In confirmatory clinical trials the Type I error rate must be controlled for claims forming the basis for approval and labeling of a new drug. Strong control of the familywise error rate is usually needed for hypotheses related to the primary endpoint(s). For hypotheses related to secondary endpoint(s) which are only of interest if the corresponding “parent” primary null hypotheses have been rejected, less strict error rate control might be sufficient. We review and extend procedures for families of primary and secondary hypotheses when either at least one of the primary hypotheses or all coprimary hypotheses must be rejected to claim success for the trial. Such families of hypotheses arise naturally from comparing several treatments with a control, combined noninferiority and superiority testing for primary and secondary variables, the presence of multiple primary or secondary endpoints or any combination thereof. We show that many of the procedures proposed in the literature follow a common underlying principle and in some cases can be improved. In addition we present some general results on Type I error rates for the different families and subfamilies of hypotheses and their relation to group-sequential testing of multiple hypotheses.
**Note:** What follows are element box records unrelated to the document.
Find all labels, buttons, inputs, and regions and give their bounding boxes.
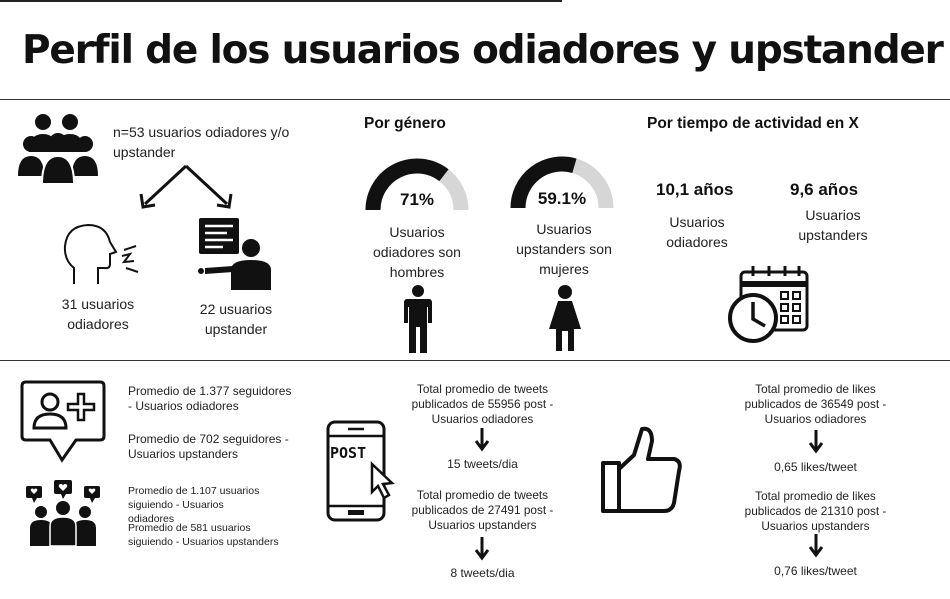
upstanders-years-label: Usuarios upstanders <box>798 207 868 243</box>
thumbs-up-icon <box>601 426 682 513</box>
page-title: Perfil de los usuarios odiadores y upsta… <box>22 28 944 73</box>
arrow-down-icon <box>808 430 824 454</box>
arrow-down-icon <box>808 534 824 558</box>
female-icon <box>549 285 581 351</box>
arrow-down-icon <box>474 428 490 452</box>
haters-following: Promedio de 1.107 usuarios siguiendo - U… <box>128 485 260 525</box>
arrow-down-icon <box>474 537 490 561</box>
sample-size: n=53 usuarios odiadores y/o upstander <box>113 124 290 160</box>
top-rule <box>0 0 562 2</box>
upstanders-gender-label: Usuarios upstanders son mujeres <box>516 221 612 277</box>
male-icon <box>404 285 432 353</box>
haters-tweets-rate: 15 tweets/dia <box>447 457 518 471</box>
post-label: POST <box>330 444 367 462</box>
speaking-head-icon <box>63 223 139 284</box>
haters-likes-rate: 0,65 likes/tweet <box>774 460 857 474</box>
divider-middle <box>0 360 950 361</box>
haters-gender-label: Usuarios odiadores son hombres <box>373 224 461 280</box>
upstanders-years: 9,6 años <box>790 180 859 199</box>
upstanders-likes-rate: 0,76 likes/tweet <box>774 564 857 578</box>
haters-gauge <box>365 158 469 211</box>
upstanders-gauge <box>510 156 614 209</box>
upstanders-following: Promedio de 581 usuarios siguiendo - Usu… <box>128 522 279 548</box>
calendar-clock-icon <box>728 266 809 343</box>
divider-top <box>0 99 950 100</box>
upstanders-tweets-total: Total promedio de tweets publicados de 2… <box>411 488 554 532</box>
upstanders-count: 22 usuarios upstander <box>199 301 273 337</box>
split-arrows <box>139 164 233 209</box>
gender-heading: Por género <box>364 115 446 132</box>
haters-count: 31 usuarios odiadores <box>61 296 135 332</box>
haters-years: 10,1 años <box>656 180 734 199</box>
haters-years-label: Usuarios odiadores <box>666 214 728 250</box>
activity-heading: Por tiempo de actividad en X <box>647 115 859 132</box>
group-icon <box>18 114 98 185</box>
phone-post-icon <box>326 420 395 522</box>
haters-tweets-total: Total promedio de tweets publicados de 5… <box>411 382 554 426</box>
upstanders-likes-total: Total promedio de likes publicados de 21… <box>744 489 887 533</box>
add-user-bubble-icon <box>20 380 106 463</box>
upstanders-tweets-rate: 8 tweets/dia <box>450 566 515 580</box>
presenter-icon <box>198 218 271 290</box>
haters-followers: Promedio de 1.377 seguidores - Usuarios … <box>128 384 292 413</box>
haters-male-percent: 71% <box>399 190 435 209</box>
community-icon <box>26 480 100 547</box>
haters-likes-total: Total promedio de likes publicados de 36… <box>744 382 887 426</box>
upstanders-followers: Promedio de 702 seguidores - Usuarios up… <box>128 432 289 461</box>
upstanders-female-percent: 59.1% <box>537 189 587 208</box>
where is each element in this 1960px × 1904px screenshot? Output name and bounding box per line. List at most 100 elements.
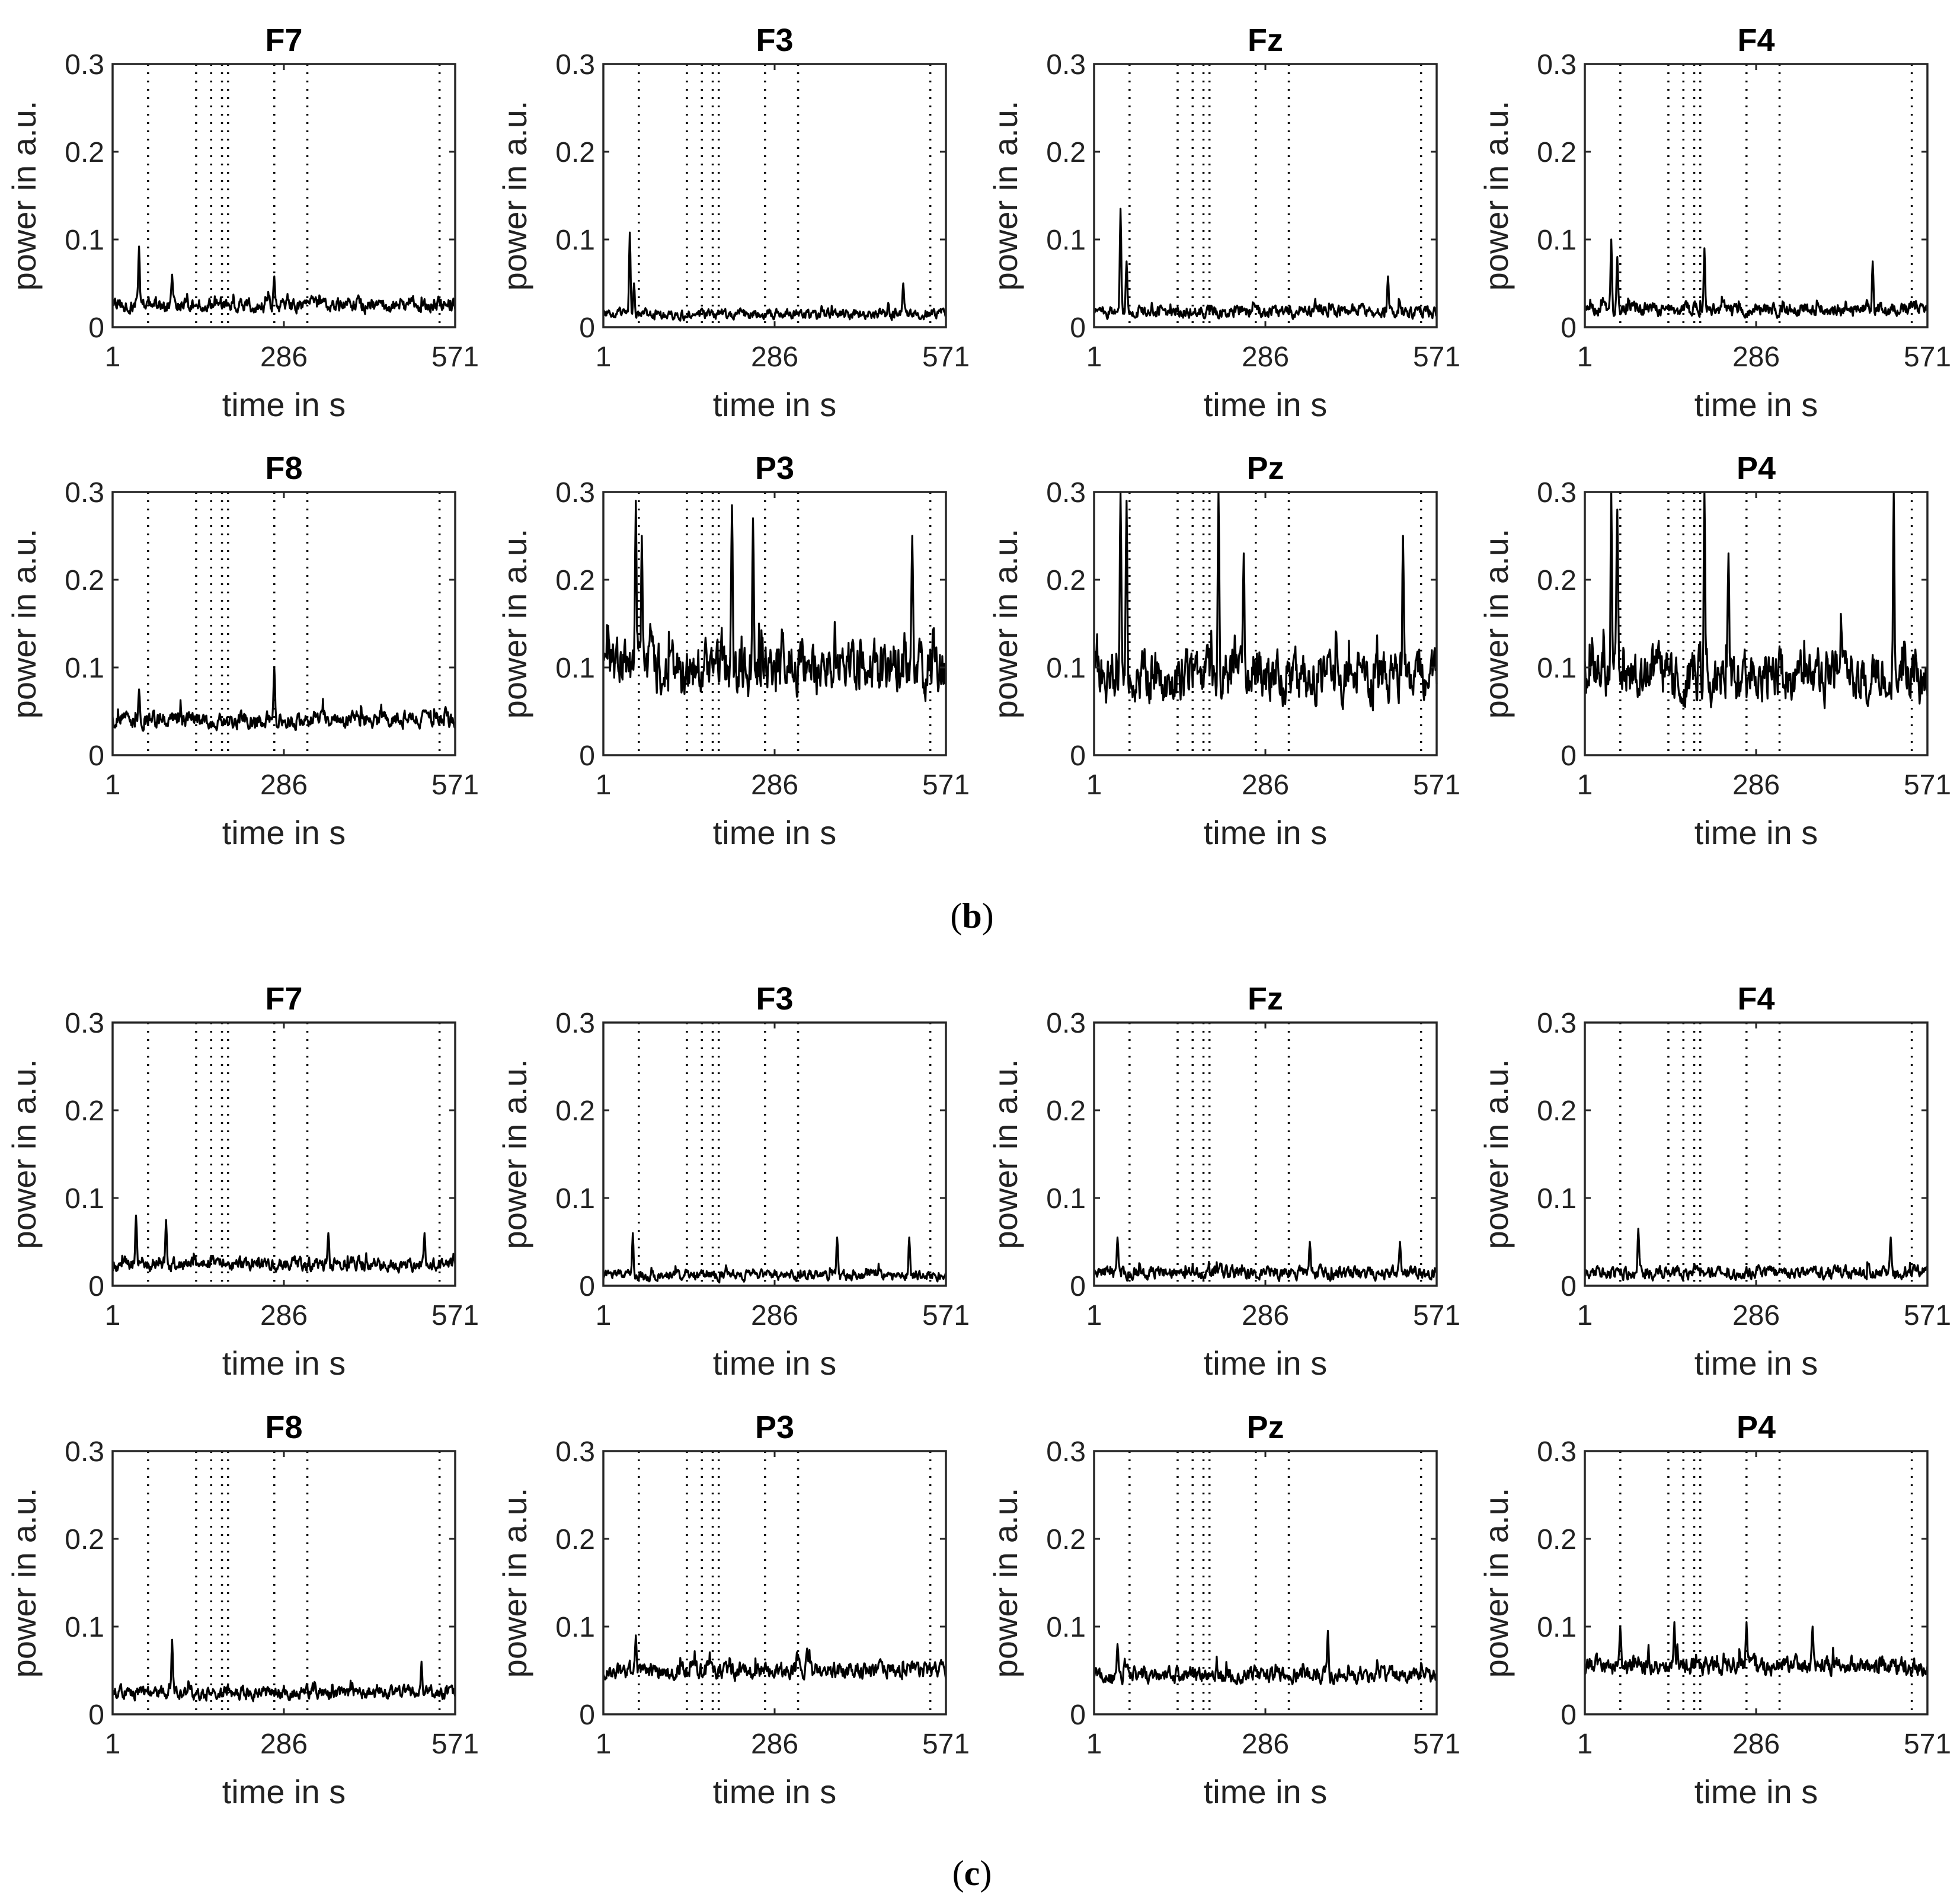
y-tick-label: 0.3 <box>1046 477 1086 509</box>
y-axis-label: power in a.u. <box>496 1059 533 1250</box>
plot-area <box>113 64 455 327</box>
plot-area <box>1094 1023 1437 1286</box>
panel-caption-c: (c) <box>952 1854 992 1893</box>
plot-area <box>1094 492 1437 755</box>
subplot-title: Pz <box>1246 451 1284 486</box>
x-tick-label: 571 <box>1413 341 1460 373</box>
y-axis-label: power in a.u. <box>5 101 43 291</box>
subplot-title: F8 <box>265 1410 302 1445</box>
y-tick-label: 0.1 <box>1046 1612 1086 1643</box>
y-tick-label: 0.3 <box>65 477 104 509</box>
y-axis-label: power in a.u. <box>496 1488 533 1678</box>
x-axis-label: time in s <box>222 1773 346 1810</box>
x-axis-label: time in s <box>1694 1344 1818 1382</box>
x-tick-label: 571 <box>1904 1300 1951 1331</box>
plot-area <box>1585 1451 1927 1714</box>
x-tick-label: 1 <box>1577 769 1593 801</box>
y-tick-label: 0.3 <box>555 477 595 509</box>
series-line-P3 <box>602 500 947 702</box>
y-tick-label: 0.3 <box>1537 477 1577 509</box>
subplot-title: P4 <box>1737 1410 1776 1445</box>
y-tick-label: 0.1 <box>1537 225 1577 256</box>
x-tick-label: 1 <box>105 341 121 373</box>
series-line-P4 <box>1584 1621 1929 1678</box>
plot-area <box>1585 64 1927 327</box>
subplot-title: F3 <box>756 981 793 1017</box>
plot-area <box>113 1451 455 1714</box>
y-tick-label: 0.3 <box>1537 1436 1577 1468</box>
x-tick-label: 286 <box>751 769 798 801</box>
y-tick-label: 0 <box>1561 740 1577 772</box>
y-tick-label: 0.3 <box>65 49 104 81</box>
figure-panels: 0 0.1 0.2 0.3 1 286 571 F7 time in s power in a.u… <box>5 23 1951 1893</box>
caption-close-paren: ) <box>982 896 994 935</box>
y-axis-label: power in a.u. <box>1478 1059 1515 1250</box>
panel-c: 0 0.1 0.2 0.3 1 286 571 F7 time in s power in a.u… <box>5 981 1951 1893</box>
y-tick-label: 0.1 <box>555 225 595 256</box>
y-axis-label: power in a.u. <box>987 1488 1024 1678</box>
x-tick-label: 1 <box>596 769 612 801</box>
x-tick-label: 571 <box>431 1729 479 1760</box>
x-tick-label: 571 <box>431 769 479 801</box>
y-axis-label: power in a.u. <box>987 529 1024 719</box>
y-tick-label: 0 <box>1561 1271 1577 1302</box>
y-tick-label: 0.1 <box>1046 1183 1086 1215</box>
y-tick-label: 0.3 <box>1046 1008 1086 1039</box>
y-tick-label: 0 <box>88 1699 104 1731</box>
series-line-Fz <box>1093 207 1437 320</box>
y-tick-label: 0 <box>579 312 595 344</box>
x-tick-label: 571 <box>1413 1300 1460 1331</box>
y-tick-label: 0.1 <box>1046 653 1086 684</box>
subplot-title: P3 <box>755 451 794 486</box>
x-tick-label: 571 <box>922 1729 970 1760</box>
x-tick-label: 1 <box>596 1300 612 1331</box>
plot-area <box>603 64 946 327</box>
y-tick-label: 0 <box>579 740 595 772</box>
series-line-P4 <box>1584 491 1929 710</box>
plot-area <box>1585 1023 1927 1286</box>
y-tick-label: 0 <box>1070 1699 1086 1731</box>
y-tick-label: 0 <box>1070 312 1086 344</box>
x-tick-label: 286 <box>1732 1300 1780 1331</box>
x-tick-label: 286 <box>1242 1729 1289 1760</box>
series-line-F4 <box>1584 238 1929 319</box>
series-line-F3 <box>602 1232 947 1284</box>
x-axis-label: time in s <box>713 1773 837 1810</box>
y-tick-label: 0.2 <box>1046 1095 1086 1127</box>
series-line-F4 <box>1584 1228 1929 1282</box>
y-axis-label: power in a.u. <box>1478 1488 1515 1678</box>
subplot-b-P3: 0 0.1 0.2 0.3 1 286 571 P3 time in s power in a.u… <box>496 451 970 851</box>
x-tick-label: 286 <box>1732 341 1780 373</box>
y-tick-label: 0.1 <box>1537 1612 1577 1643</box>
y-axis-label: power in a.u. <box>1478 529 1515 719</box>
x-tick-label: 286 <box>260 1729 308 1760</box>
caption-letter: b <box>962 896 981 935</box>
y-tick-label: 0.1 <box>555 653 595 684</box>
x-tick-label: 571 <box>922 1300 970 1331</box>
x-tick-label: 1 <box>1577 1300 1593 1331</box>
series-line-F8 <box>111 666 456 732</box>
y-tick-label: 0.1 <box>1537 1183 1577 1215</box>
plot-area <box>1585 492 1927 755</box>
plot-area <box>1094 64 1437 327</box>
x-axis-label: time in s <box>222 386 346 423</box>
subplot-title: P3 <box>755 1410 794 1445</box>
y-tick-label: 0.1 <box>65 1183 104 1215</box>
x-tick-label: 286 <box>1242 1300 1289 1331</box>
subplot-b-F8: 0 0.1 0.2 0.3 1 286 571 F8 time in s power in a.u… <box>5 451 479 851</box>
x-axis-label: time in s <box>1694 814 1818 851</box>
series-line-F3 <box>602 231 947 322</box>
y-tick-label: 0.3 <box>1537 49 1577 81</box>
x-tick-label: 1 <box>1086 769 1102 801</box>
plot-area <box>113 1023 455 1286</box>
x-tick-label: 571 <box>922 341 970 373</box>
x-tick-label: 571 <box>1413 1729 1460 1760</box>
subplot-c-Fz: 0 0.1 0.2 0.3 1 286 571 Fz time in s power in a.u… <box>987 981 1460 1382</box>
y-tick-label: 0.3 <box>1537 1008 1577 1039</box>
x-axis-label: time in s <box>1694 386 1818 423</box>
y-tick-label: 0 <box>88 312 104 344</box>
x-tick-label: 1 <box>105 1729 121 1760</box>
y-tick-label: 0.2 <box>65 137 104 168</box>
y-tick-label: 0.2 <box>1537 565 1577 596</box>
subplot-title: F7 <box>265 981 302 1017</box>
Memory and other properties of multiple test procedures generated by entangled graphs.

Methods for addressing multiplicity in clinical trials have attracted much attention during the past 20 years. They include the investigation of new classes of multiple test procedures, such as fixed sequence, fallback and gatekeeping procedures. More recently, sequentially rejective graphical test procedures have been introduced to construct and visualize complex multiple test strategies. These methods propagate the local significance level of a rejected null hypothesis to not-yet rejected hypotheses. In the graph defining the test procedure, hypotheses together with their local significance levels are represented by weighted vertices and the propagation rule by weighted directed edges. An algorithm provides the rules for updating the local significance levels and the transition weights after rejecting an individual hypothesis. These graphical procedures have no memory in the sense that the origin of the propagated significance level is ignored in subsequent iterations. However, in some clinical trial applications, memory is desirable to reflect the underlying dependence structure of the study objectives. In such cases, it would allow the further propagation of significance levels to be dependent on their origin and thus reflect the grouped parent-descendant structures of the hypotheses. We will give examples of such situations and show how to induce memory and other properties by convex combination of several individual graphs. The resulting entangled graphs provide an intuitive way to represent the underlying relative importance relationships between the hypotheses, are as easy to perform as the original individual graphs, remain sequentially rejective and control the familywise error rate in the strong sense.